The EMP Series offers a fresh, exclusively digital perspective on Pade's extraordinary electronic music, featuring numerous works that were previously unavailable or unmentioned. These include 80 reel-to-reel tapes and a wealth of compositions and recordings from her tenure as an employee at DR, which were discovered following her passing in 2016.
On 8 August Dacapo Records is releasing two new albums in the series and in October, the complete series will come together in a beautiful book release.
Svævninger
Among Else Marie Pade’s surviving reel-to-reel tapes, two undated ‘material tapes’ both titled Svævninger (Beatings) were found – that is, tapes containing sonic material that might later be used. Both contain sonic material that explore the phenomenon known as beatings, which occurs when two tones with nearly identical frequencies are played simultaneously. Pade employed this technique in a wide range of works – so many, that it could almost be described as her sonic signature.
EMP 10 presents for the first time the contents of these tapes. The electronic sound material from the tapes also served as the foundation for the collaborative work which Pade created together with Jacob Kirkegaard in 2012, also titles Svævninger. The work represents Pade’s final electronic composition and stands as an example of the inspiration she passed on to a younger generations.
Kirkegaard and Pade's Svævninger consists of six movements all named after cloud formations which underscores how the sonic material can assume many
different forms. Pade and Kirkegaard presented the work together in a concert as part of the Wundergrund Festival. At this point, Pade was living in a care home, and the event marked her final public appearance. With the release of EMP 10, the listener now has the opportunity to hear Pade's original sonic material and the collaborative work from 2012 side by side.

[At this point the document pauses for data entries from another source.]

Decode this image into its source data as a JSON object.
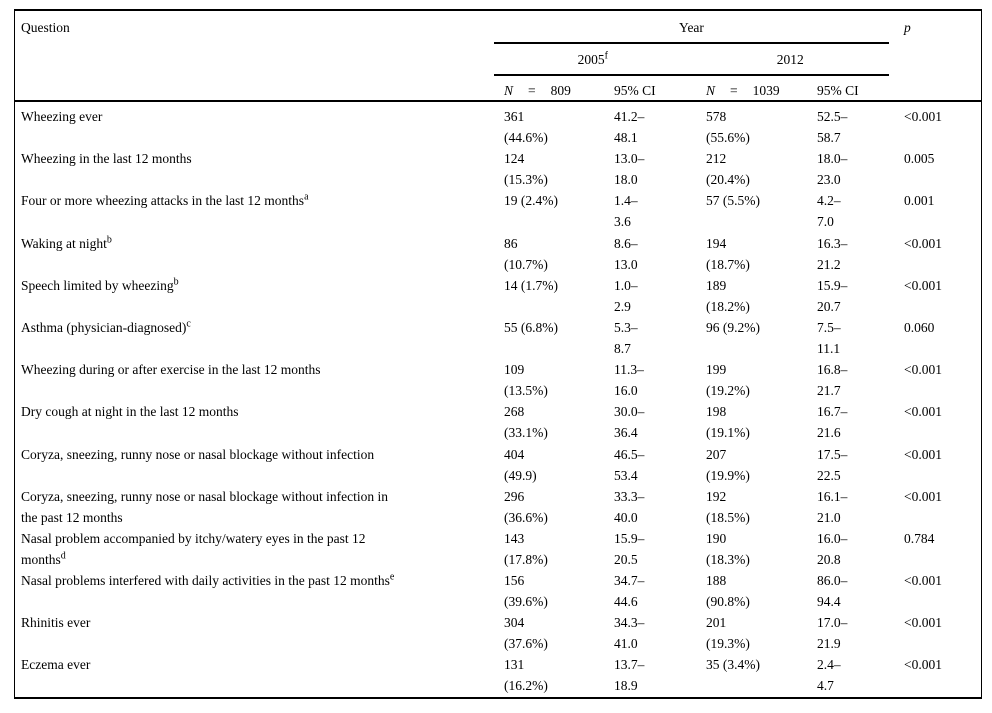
{
  "table": {
    "header": {
      "question_label": "Question",
      "year_label": "Year",
      "p_label": "p",
      "groups": [
        {
          "year": "2005",
          "sup": "f",
          "n_label": "N",
          "eq": "=",
          "n_value": "809",
          "ci_label": "95% CI"
        },
        {
          "year": "2012",
          "sup": "",
          "n_label": "N",
          "eq": "=",
          "n_value": "1039",
          "ci_label": "95% CI"
        }
      ]
    },
    "rows": [
      {
        "question": "Wheezing ever",
        "sup": "",
        "n_2005": "361\n(44.6%)",
        "ci_2005": "41.2–\n48.1",
        "n_2012": "578\n(55.6%)",
        "ci_2012": "52.5–\n58.7",
        "p": "<0.001"
      },
      {
        "question": "Wheezing in the last 12 months",
        "sup": "",
        "n_2005": "124\n(15.3%)",
        "ci_2005": "13.0–\n18.0",
        "n_2012": "212\n(20.4%)",
        "ci_2012": "18.0–\n23.0",
        "p": "0.005"
      },
      {
        "question": "Four or more wheezing attacks in the last 12 months",
        "sup": "a",
        "n_2005": "19 (2.4%)",
        "ci_2005": "1.4–\n3.6",
        "n_2012": "57 (5.5%)",
        "ci_2012": "4.2–\n7.0",
        "p": "0.001"
      },
      {
        "question": "Waking at night",
        "sup": "b",
        "n_2005": "86\n(10.7%)",
        "ci_2005": "8.6–\n13.0",
        "n_2012": "194\n(18.7%)",
        "ci_2012": "16.3–\n21.2",
        "p": "<0.001"
      },
      {
        "question": "Speech limited by wheezing",
        "sup": "b",
        "n_2005": "14 (1.7%)",
        "ci_2005": "1.0–\n2.9",
        "n_2012": "189\n(18.2%)",
        "ci_2012": "15.9–\n20.7",
        "p": "<0.001"
      },
      {
        "question": "Asthma (physician-diagnosed)",
        "sup": "c",
        "n_2005": "55 (6.8%)",
        "ci_2005": "5.3–\n8.7",
        "n_2012": "96 (9.2%)",
        "ci_2012": "7.5–\n11.1",
        "p": "0.060"
      },
      {
        "question": "Wheezing during or after exercise in the last 12 months",
        "sup": "",
        "n_2005": "109\n(13.5%)",
        "ci_2005": "11.3–\n16.0",
        "n_2012": "199\n(19.2%)",
        "ci_2012": "16.8–\n21.7",
        "p": "<0.001"
      },
      {
        "question": "Dry cough at night in the last 12 months",
        "sup": "",
        "n_2005": "268\n(33.1%)",
        "ci_2005": "30.0–\n36.4",
        "n_2012": "198\n(19.1%)",
        "ci_2012": "16.7–\n21.6",
        "p": "<0.001"
      },
      {
        "question": "Coryza, sneezing, runny nose or nasal blockage without infection",
        "sup": "",
        "n_2005": "404\n(49.9)",
        "ci_2005": "46.5–\n53.4",
        "n_2012": "207\n(19.9%)",
        "ci_2012": "17.5–\n22.5",
        "p": "<0.001"
      },
      {
        "question": "Coryza, sneezing, runny nose or nasal blockage without infection in\nthe past 12 months",
        "sup": "",
        "n_2005": "296\n(36.6%)",
        "ci_2005": "33.3–\n40.0",
        "n_2012": "192\n(18.5%)",
        "ci_2012": "16.1–\n21.0",
        "p": "<0.001"
      },
      {
        "question": "Nasal problem accompanied by itchy/watery eyes in the past 12\nmonths",
        "sup": "d",
        "n_2005": "143\n(17.8%)",
        "ci_2005": "15.9–\n20.5",
        "n_2012": "190\n(18.3%)",
        "ci_2012": "16.0–\n20.8",
        "p": "0.784"
      },
      {
        "question": "Nasal problems interfered with daily activities in the past 12 months",
        "sup": "e",
        "n_2005": "156\n(39.6%)",
        "ci_2005": "34.7–\n44.6",
        "n_2012": "188\n(90.8%)",
        "ci_2012": "86.0–\n94.4",
        "p": "<0.001"
      },
      {
        "question": "Rhinitis ever",
        "sup": "",
        "n_2005": "304\n(37.6%)",
        "ci_2005": "34.3–\n41.0",
        "n_2012": "201\n(19.3%)",
        "ci_2012": "17.0–\n21.9",
        "p": "<0.001"
      },
      {
        "question": "Eczema ever",
        "sup": "",
        "n_2005": "131\n(16.2%)",
        "ci_2005": "13.7–\n18.9",
        "n_2012": "35 (3.4%)",
        "ci_2012": "2.4–\n4.7",
        "p": "<0.001"
      }
    ]
  }
}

Fairytales and radio plays
EMP 11 documents Else Marie Pade's pioneering work creating electronic soundscapes for fairy tales and radio dramas for children and adults during her time at the Danish Broadcasting Corporation (DR). The work began in 1955, where Pade began collaborating with the singer Aase Ziegler, who worked at the so-called ‘school radio’ at DR and imagined that Pade's electronic music would be well suited to illustrate the fairy tales for children and radio dramas produced by the school radio.
With great inventiveness, Pade introduced electronic sound into a field previously dominated by mechanical effects, bringing fairy tale characters to life. EMP 11 compiles a series of Pade’s soundscapes, including several previously unknown works, shedding light on an overlooked part of her practice and revealing how the experimental work in DR’s studios simultaneously shaped her more well-known compositions.